I would like to proudly say that Strength Within were a band from Penrith NSW so there was no delusion of varsity life for us. Graffiti script stubby holders were our product. Westie reality pre Adlay.You had to be there at places like the plaza food court or the tax office steps to really understand why Madball made so much sense so far from NYC. I wasn’t in the band for long. I was 16 or 17 and the others were a good ten years older than me so it was a real pain in the arse for them. They had to sneak me into shows and drive me everywhere. I was sad when they kicked me out but now that I'm a 27-year-old mature age student with a full drivers license I would kick a 17-year-old out of my band too.

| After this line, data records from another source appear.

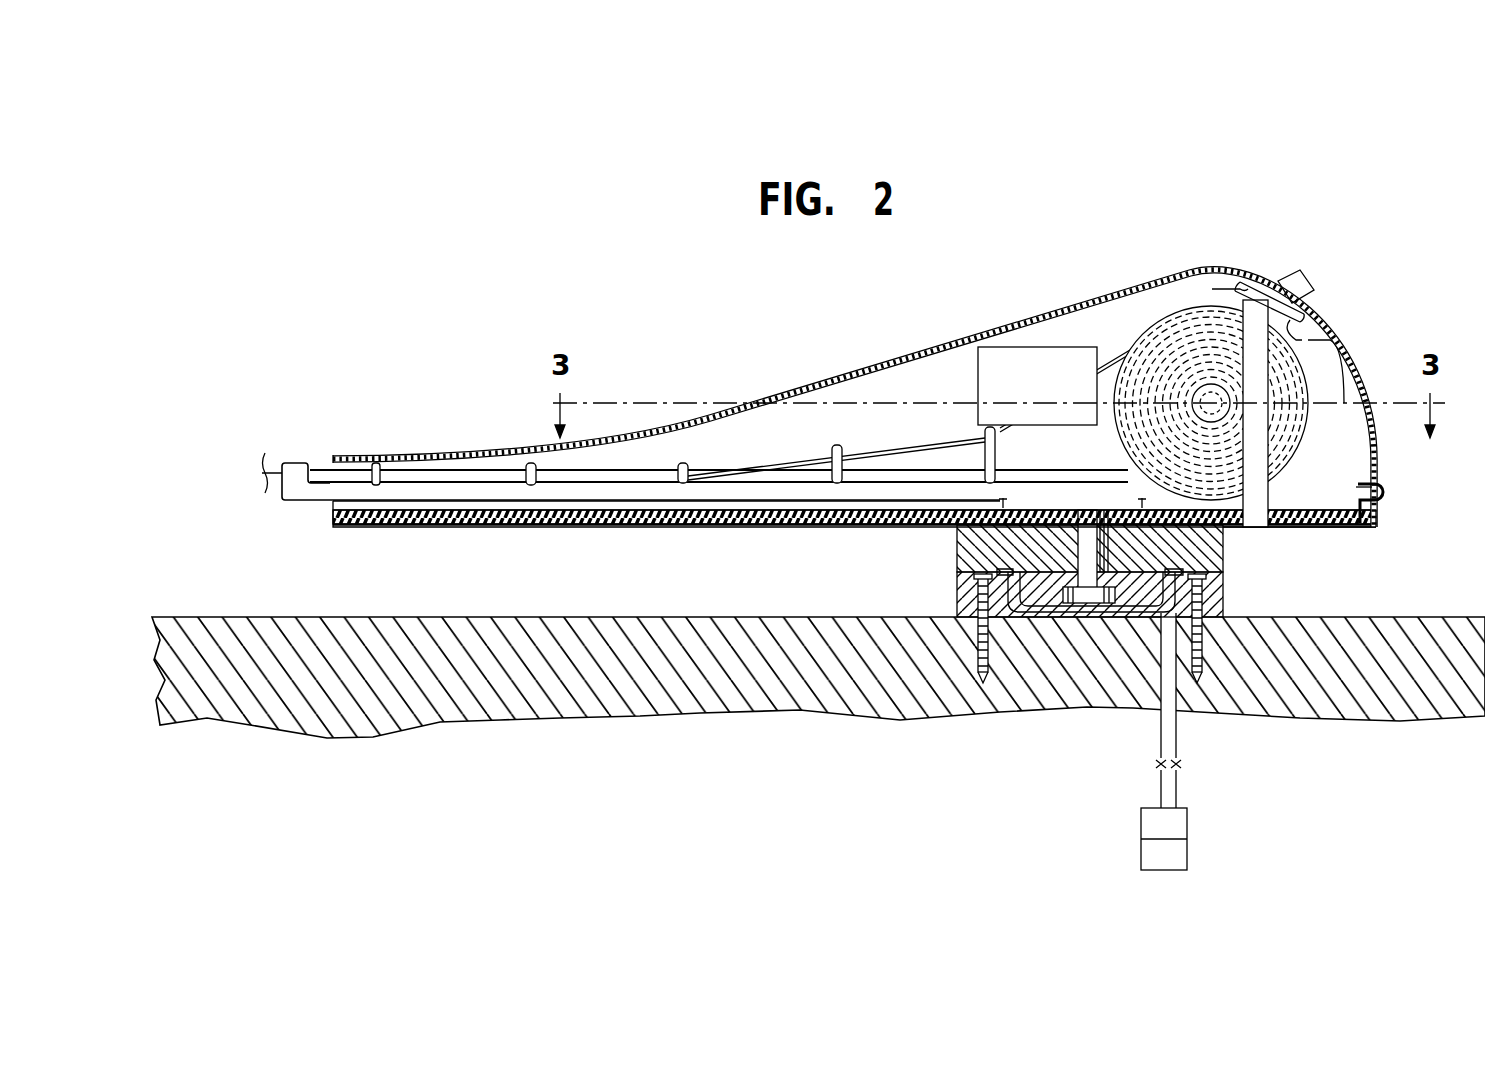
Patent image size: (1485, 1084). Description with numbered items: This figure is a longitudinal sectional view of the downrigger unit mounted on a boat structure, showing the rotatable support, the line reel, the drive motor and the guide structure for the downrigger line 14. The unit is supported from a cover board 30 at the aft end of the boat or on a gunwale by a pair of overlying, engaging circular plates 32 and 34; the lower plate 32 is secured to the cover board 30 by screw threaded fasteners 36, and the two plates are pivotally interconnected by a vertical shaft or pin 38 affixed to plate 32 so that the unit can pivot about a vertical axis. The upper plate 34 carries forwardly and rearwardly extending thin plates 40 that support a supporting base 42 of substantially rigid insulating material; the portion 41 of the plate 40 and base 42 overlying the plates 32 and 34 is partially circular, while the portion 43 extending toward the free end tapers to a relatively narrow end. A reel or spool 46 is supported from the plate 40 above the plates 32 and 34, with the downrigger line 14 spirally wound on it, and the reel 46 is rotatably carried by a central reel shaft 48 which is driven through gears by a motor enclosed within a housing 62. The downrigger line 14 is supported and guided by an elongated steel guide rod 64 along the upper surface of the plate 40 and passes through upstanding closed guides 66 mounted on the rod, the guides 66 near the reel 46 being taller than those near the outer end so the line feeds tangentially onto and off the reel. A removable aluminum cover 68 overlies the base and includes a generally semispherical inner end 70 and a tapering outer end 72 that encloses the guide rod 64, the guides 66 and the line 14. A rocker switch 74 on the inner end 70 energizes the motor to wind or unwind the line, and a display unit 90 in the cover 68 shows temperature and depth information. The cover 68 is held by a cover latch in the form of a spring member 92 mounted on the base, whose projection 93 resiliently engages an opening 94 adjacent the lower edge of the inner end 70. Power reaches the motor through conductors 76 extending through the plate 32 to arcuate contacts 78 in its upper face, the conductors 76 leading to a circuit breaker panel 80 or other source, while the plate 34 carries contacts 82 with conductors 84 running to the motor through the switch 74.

The downrigger line 14 is at (274, 470).
The cover board 30 is at (1438, 634).
The circular plate 32 is at (957, 596).
The circular plate 34 is at (957, 552).
The screw threaded fasteners 36 is at (983, 683).
The vertical shaft or pin 38 is at (1090, 603).
The thin plates 40 is at (593, 530).
The portion 41 is at (1348, 530).
The supporting base 42 is at (533, 524).
The portion 43 is at (385, 528).
The reel or spool 46 is at (1180, 345).
The central reel shaft 48 is at (1211, 402).
The housing 62 is at (996, 362).
The guide rod 64 is at (498, 496).
The closed guides 66 is at (683, 462).
The cover 68 is at (887, 365).
The inner end 70 is at (1342, 320).
The tapering outer end 72 is at (368, 455).
The rocker switch 74 is at (1298, 278).
The conductors 76 is at (1162, 730).
The arcuate contacts 78 is at (1223, 597).
The contacts 82 is at (1176, 572).
The conductors 84 is at (1142, 502).
The circuit breaker panel 80 is at (1172, 854).
The display unit 90 is at (1338, 362).
The spring member 92 is at (1380, 518).
The projection 93 is at (1390, 492).
The opening 94 is at (1356, 492).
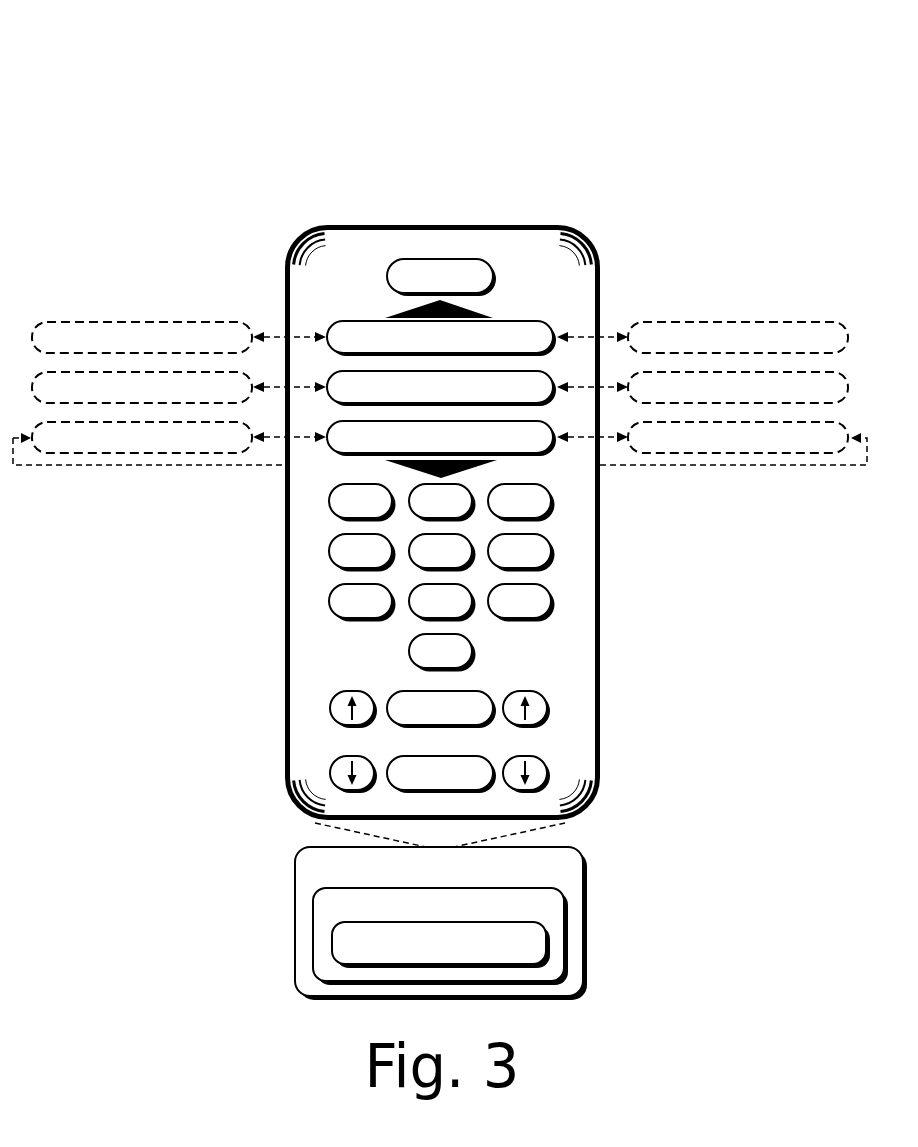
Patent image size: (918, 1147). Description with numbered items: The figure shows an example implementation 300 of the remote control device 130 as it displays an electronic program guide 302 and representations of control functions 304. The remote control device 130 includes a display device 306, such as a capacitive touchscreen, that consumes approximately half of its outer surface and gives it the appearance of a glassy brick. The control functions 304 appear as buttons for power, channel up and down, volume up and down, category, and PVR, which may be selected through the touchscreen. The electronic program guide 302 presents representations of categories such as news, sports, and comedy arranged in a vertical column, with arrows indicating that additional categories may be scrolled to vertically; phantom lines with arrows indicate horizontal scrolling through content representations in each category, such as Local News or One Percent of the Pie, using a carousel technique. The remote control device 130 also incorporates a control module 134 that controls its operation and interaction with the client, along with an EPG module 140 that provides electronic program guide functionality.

The example implementation 300 is at (201, 72).
The electronic program guide 302 is at (576, 314).
The control functions 304 is at (306, 671).
The display device 306 is at (366, 252).
The remote control device 130 is at (441, 923).
The control module 134 is at (440, 936).
The EPG module 140 is at (441, 945).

You guys were impressive at the Aarght Records showcase at Melbourne Music week last year. On a lineup that included NUN, Tyvek and Ooga Boogas you were possibly the highlight. This could have been the volume. How important is volume for you?
Electric guitar and volume is like waves and surfing. Huge is thrilling and dangerous but small has just as much to offer. Sometimes when we jam it’s tiny amps and sitting on chairs. There are two songs on the LP that are almost entirely acoustic that have been my favourites lately. Working with less gives you a lot more to lose. We were stuck on the latter half of that statement once at a show where the sound guy, let’s call him Stalin, told us to keep our amplifiers very low which resulted in a very quiet stage sound that made me question the integrity of a few of our songs (phallus was restored later when I killed him). Generally when we play outside of our safe spaces being loud is pretty unavoidable, thanks to all of us emitting almost the exact same sound we have a hard time differentiating between ourselves and I tend to just keep turning my amplifier up to be able to hear myself.

What kind of input did Tom Hardisty (Nun, Woollen Kits) have in the recording?
We were listening to ourselves the other day and noted how little effort we put into this band and how happy we are with it. Obviously this is some kind of magic we need not examine and needless to say Tom is integral. He sets up microphones and computer and we play then we get together with his mixing desk and we mix and it turns out just as Satan intended. He plays grand piano and sings on ‘Mullum Mullum’ too.

You have lost your most animated member of the band with Joey moving to NYC. Are you able to do shows when he is away?
Maybe it was my conflicted feelings towards NYC and people re-locating in general (I bare a huge self inflicted burden from leaving beautiful NSW) but I thought we would keep playing shows. I was even looking forward to no longer having to bring spare leads and ask people if Joey can borrow their amp every-single-time we had a show. But then I realised that he is not only essential to the group but playing shows without him would be an unforgivable betrayal of our love and friendship. Eastlink will continue activity in non-gig modes, we recorded some music before he left and it’s pretty easy to do an E-band these days.